Extreme water shortages across southwest Iran have prompted widespread violence from protesters, resulting in two deaths and hundreds more casualties and arrests.
As Iran faces its worst drought in five decades, water shortages have left households without access to clean drinking water, devastated the agricultural sector, and led to power blackouts across Khuzestan province.
Videos posted on social media have revealed the extent of the violence, with protesters chanting anti-government slogans in the capital and setting fire to tyres, and security forces using teargas and gun shots to disperse crowds.

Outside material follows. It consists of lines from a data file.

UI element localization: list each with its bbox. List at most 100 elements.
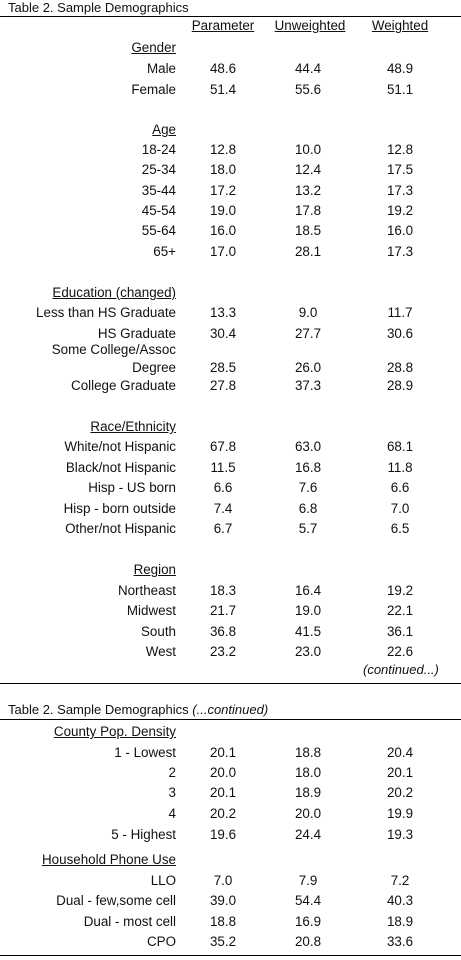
row-label: Male	[146, 61, 176, 76]
cell-weighted: 19.2	[386, 203, 414, 218]
table-row: 4 20.2 20.0 19.9	[0, 806, 461, 826]
cell-weighted: 16.0	[386, 223, 414, 238]
cell-unweighted: 54.4	[294, 893, 322, 908]
row-label: 4	[168, 806, 176, 821]
section-title-phone-use: Household Phone Use	[42, 852, 176, 867]
row-label: 35-44	[141, 183, 176, 198]
table-row: Some College/Assoc Degree 28.5 26.0 28.8	[0, 342, 461, 378]
cell-parameter: 39.0	[209, 893, 237, 908]
table-row: CPO 35.2 20.8 33.6	[0, 934, 461, 954]
section-title-county-density: County Pop. Density	[53, 724, 176, 739]
cell-unweighted: 7.9	[298, 873, 318, 888]
cell-parameter: 20.0	[209, 765, 237, 780]
column-header-weighted: Weighted	[371, 18, 429, 33]
cell-weighted: 20.2	[386, 785, 414, 800]
cell-unweighted: 55.6	[294, 82, 322, 97]
table-row: Less than HS Graduate 13.3 9.0 11.7	[0, 305, 461, 325]
row-label: Hisp - born outside	[63, 501, 176, 516]
cell-parameter: 20.1	[209, 745, 237, 760]
cell-parameter: 51.4	[209, 82, 237, 97]
cell-weighted: 7.2	[390, 873, 410, 888]
cell-weighted: 51.1	[386, 82, 414, 97]
cell-parameter: 17.2	[209, 183, 237, 198]
cell-parameter: 30.4	[209, 326, 237, 341]
row-label: Dual - few,some cell	[56, 893, 176, 908]
cell-parameter: 6.6	[213, 480, 233, 495]
table-row: 5 - Highest 19.6 24.4 19.3	[0, 827, 461, 847]
row-label: 55-64	[141, 223, 176, 238]
cell-parameter: 28.5	[209, 360, 237, 375]
cell-weighted: 28.8	[386, 360, 414, 375]
cell-parameter: 6.7	[213, 521, 233, 536]
cell-parameter: 20.2	[209, 806, 237, 821]
cell-parameter: 7.0	[213, 873, 233, 888]
cell-parameter: 18.0	[209, 162, 237, 177]
cell-parameter: 7.4	[213, 501, 233, 516]
cell-parameter: 11.5	[210, 460, 236, 475]
cell-weighted: 19.9	[386, 806, 414, 821]
table-row: Other/not Hispanic 6.7 5.7 6.5	[0, 521, 461, 541]
cell-unweighted: 16.4	[294, 583, 322, 598]
cell-weighted: 40.3	[386, 893, 414, 908]
row-label: 2	[168, 765, 176, 780]
table-row: 35-44 17.2 13.2 17.3	[0, 183, 461, 203]
row-label: 18-24	[141, 142, 176, 157]
cell-parameter: 21.7	[209, 603, 237, 618]
table-row: South 36.8 41.5 36.1	[0, 624, 461, 644]
row-label: 1 - Lowest	[114, 745, 176, 760]
cell-parameter: 35.2	[209, 934, 237, 949]
section-title-education: Education (changed)	[52, 285, 176, 300]
cell-weighted: 6.6	[390, 480, 410, 495]
cell-unweighted: 37.3	[294, 378, 322, 393]
section-title-region: Region	[133, 562, 176, 577]
row-label: 3	[168, 785, 176, 800]
cell-unweighted: 20.8	[294, 934, 322, 949]
column-header-parameter: Parameter	[191, 18, 255, 33]
row-label-line1: Some College/Assoc	[51, 342, 176, 357]
table-row: Hisp - US born 6.6 7.6 6.6	[0, 480, 461, 500]
table-row: College Graduate 27.8 37.3 28.9	[0, 378, 461, 398]
cell-unweighted: 27.7	[294, 326, 322, 341]
cell-unweighted: 6.8	[298, 501, 318, 516]
cell-parameter: 17.0	[209, 244, 237, 259]
cell-unweighted: 28.1	[294, 244, 322, 259]
table-row: HS Graduate 30.4 27.7 30.6	[0, 326, 461, 346]
cell-weighted: 6.5	[390, 521, 410, 536]
cell-unweighted: 18.8	[294, 745, 322, 760]
table-row: Male 48.6 44.4 48.9	[0, 61, 461, 81]
table-row: LLO 7.0 7.9 7.2	[0, 873, 461, 893]
row-label: Female	[131, 82, 176, 97]
table-row: Black/not Hispanic 11.5 16.8 11.8	[0, 460, 461, 480]
table-row: 45-54 19.0 17.8 19.2	[0, 203, 461, 223]
cell-weighted: 19.2	[386, 583, 414, 598]
caption-continued-suffix: (...continued)	[192, 702, 269, 717]
table-row: 1 - Lowest 20.1 18.8 20.4	[0, 745, 461, 765]
cell-unweighted: 20.0	[294, 806, 322, 821]
cell-weighted: 22.6	[386, 644, 414, 659]
table-row: 65+ 17.0 28.1 17.3	[0, 244, 461, 264]
cell-weighted: 7.0	[390, 501, 410, 516]
row-label: HS Graduate	[97, 326, 176, 341]
table-row: 55-64 16.0 18.5 16.0	[0, 223, 461, 243]
row-label: Hisp - US born	[88, 480, 176, 495]
cell-weighted: 17.3	[386, 244, 414, 259]
cell-unweighted: 16.8	[294, 460, 322, 475]
table-row: Female 51.4 55.6 51.1	[0, 82, 461, 102]
cell-weighted: 17.3	[386, 183, 414, 198]
cell-weighted: 22.1	[386, 603, 414, 618]
row-label: CPO	[146, 934, 176, 949]
section-title-race: Race/Ethnicity	[90, 419, 176, 434]
cell-parameter: 19.6	[209, 827, 237, 842]
table-caption: Table 2. Sample Demographics	[8, 0, 189, 15]
row-label: Midwest	[126, 603, 176, 618]
cell-unweighted: 23.0	[294, 644, 322, 659]
cell-unweighted: 7.6	[298, 480, 318, 495]
cell-parameter: 19.0	[209, 203, 237, 218]
cell-weighted: 48.9	[386, 61, 414, 76]
table-top-rule	[0, 16, 461, 17]
row-label: Dual - most cell	[83, 914, 176, 929]
cell-unweighted: 24.4	[294, 827, 322, 842]
cell-unweighted: 44.4	[294, 61, 322, 76]
cell-unweighted: 18.9	[294, 785, 322, 800]
table-row: Hisp - born outside 7.4 6.8 7.0	[0, 501, 461, 521]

Protests have been ongoing for months due to mounting discontent surrounding the government’s inaction to prevent water and power shortages and the knock-on effect this has had on the economy, with the inflation rate rising to more than 50 Percent.
Local authorities have blamed the situation on reduced rainfall rendering several hydropower plants inoperable and increased energy consumption as people rely more on air-conditioning due to increased temperatures.

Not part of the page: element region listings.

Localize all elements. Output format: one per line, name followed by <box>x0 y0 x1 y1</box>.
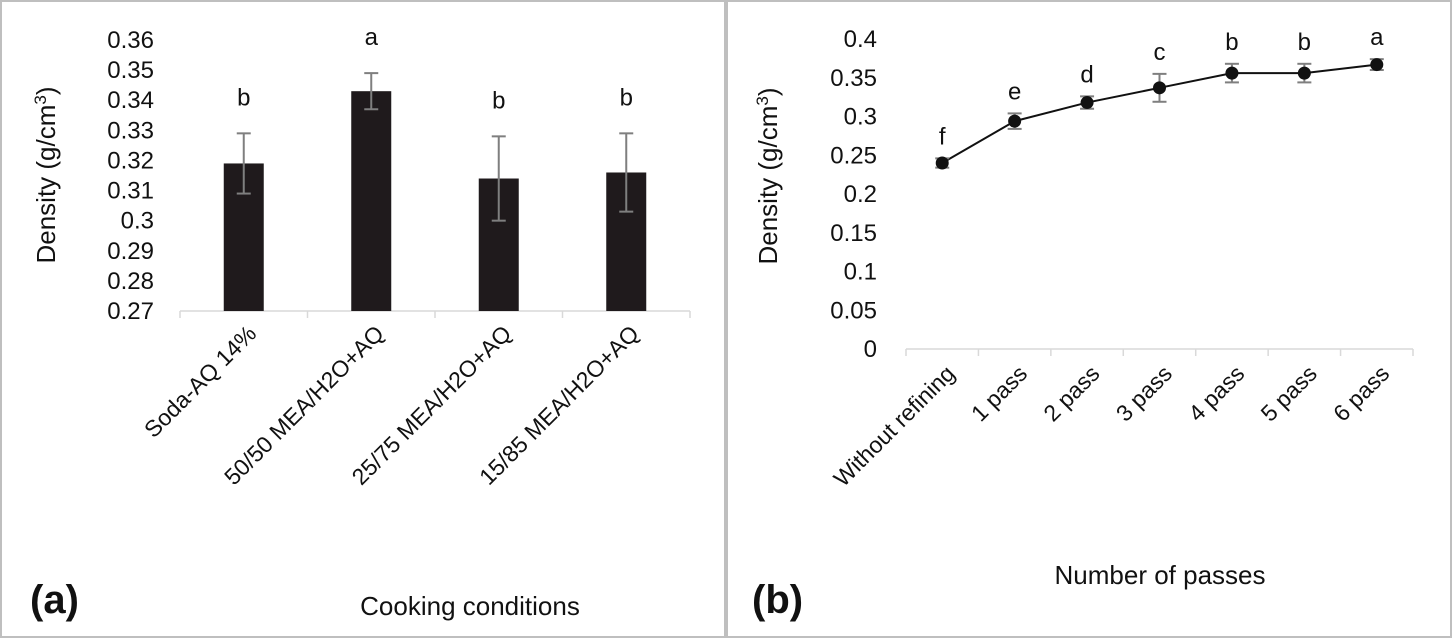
panel-b-data-point <box>1008 114 1022 128</box>
panel-b-data-point <box>1297 66 1311 80</box>
panel-b-y-axis-title-main: Density (g/cm <box>753 106 783 265</box>
panel-b-frame <box>726 0 1452 638</box>
panel-b-y-axis-title-close: ) <box>753 87 783 96</box>
panel-b-y-tick-label: 0 <box>864 336 877 363</box>
panel-a-y-tick-label: 0.33 <box>107 117 154 144</box>
panel-b-y-tick-label: 0.05 <box>830 297 877 324</box>
panel-a-y-axis-title-main: Density (g/cm <box>31 105 61 264</box>
panel-b-y-tick-label: 0.4 <box>844 26 877 53</box>
panel-a-significance-letter: b <box>620 84 633 111</box>
panel-a-y-axis-title-sup: 3 <box>31 95 50 104</box>
panel-a-y-tick-label: 0.3 <box>121 208 154 235</box>
panel-b-x-tick-label: 2 pass <box>1038 360 1104 426</box>
panel-a-y-tick-label: 0.34 <box>107 87 154 114</box>
panel-b-data-point <box>1225 66 1239 80</box>
panel-b-plot: 0 0.05 0.1 0.15 0.2 0.25 0.3 0.35 0.4 f Without re… <box>828 24 1414 492</box>
panel-b-significance-letter: a <box>1370 24 1384 51</box>
panel-b-data-point <box>1080 96 1094 110</box>
panel-a-significance-letter: a <box>365 24 379 51</box>
panel-a-y-tick-label: 0.28 <box>107 268 154 295</box>
panel-a-y-tick-label: 0.32 <box>107 147 154 174</box>
panel-b-data-point <box>1370 58 1384 72</box>
panel-a-x-axis-title: Cooking conditions <box>360 591 580 621</box>
panel-a-y-axis-title: Density (g/cm3) <box>31 86 61 263</box>
panel-a-significance-letter: b <box>237 84 250 111</box>
panel-a-significance-letter: b <box>492 87 505 114</box>
panel-a-label: (a) <box>30 578 79 622</box>
panel-b-significance-letter: d <box>1080 61 1093 88</box>
panel-b-x-tick-label: 3 pass <box>1111 360 1177 426</box>
panel-b-significance-letter: b <box>1225 29 1238 56</box>
panel-b-x-tick-label: 1 pass <box>966 360 1032 426</box>
panel-b-data-point <box>935 156 949 170</box>
panel-b-y-tick-label: 0.15 <box>830 220 877 247</box>
panel-b-y-tick-label: 0.2 <box>844 181 877 208</box>
panel-b-x-axis-title: Number of passes <box>1055 560 1266 590</box>
panel-b-y-tick-label: 0.3 <box>844 104 877 131</box>
panel-a-bar <box>351 91 392 311</box>
panel-b-x-tick-label: 6 pass <box>1328 360 1394 426</box>
panel-a-x-tick-label: Soda-AQ 14% <box>139 320 261 442</box>
panel-b-x-tick-label: 4 pass <box>1183 360 1249 426</box>
panel-b-x-tick-label: 5 pass <box>1256 360 1322 426</box>
panel-b-significance-letter: c <box>1154 39 1166 66</box>
panel-b-data-point <box>1153 81 1166 95</box>
panel-b-significance-letter: e <box>1008 78 1021 105</box>
panel-a-y-tick-label: 0.31 <box>107 178 154 205</box>
panel-b-significance-letter: f <box>939 123 946 150</box>
panel-b-y-tick-label: 0.35 <box>830 65 877 92</box>
panel-a-y-axis-title-close: ) <box>31 86 61 95</box>
panel-b-label: (b) <box>752 578 803 622</box>
panel-a-y-tick-label: 0.27 <box>107 298 154 325</box>
panel-b-y-axis-title-sup: 3 <box>753 96 772 105</box>
panel-b-significance-letter: b <box>1298 29 1311 56</box>
panel-a-y-tick-label: 0.29 <box>107 238 154 265</box>
panel-b-y-tick-label: 0.25 <box>830 142 877 169</box>
panel-b-y-axis-title: Density (g/cm3) <box>753 87 783 264</box>
panel-b-y-tick-label: 0.1 <box>844 259 877 286</box>
panel-b-x-tick-label: Without refining <box>828 360 959 491</box>
panel-a-y-tick-label: 0.35 <box>107 57 154 84</box>
panel-a-y-tick-label: 0.36 <box>107 27 154 54</box>
panel-a-frame <box>0 0 726 638</box>
panel-a-plot: 0.27 0.28 0.29 0.3 0.31 0.32 0.33 0.34 0.35 0.36 b… <box>107 24 691 490</box>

Iran’s economy entered a state of decline following the 2018 oil sanctions imposed by former US President Donald Trump, which was then worsened by the Covid-19 pandemic.
A major part of Iran’s strategy for water supply is using transfer tunnels to carry water from costal to central areas. However, this has been met with widespread criticism from activists who claim that transferring water from a basin to drought-ridden areas can cause serious environmental damage, including deforestation, wildlife habitat destruction, biodiversity degradation and improper land use.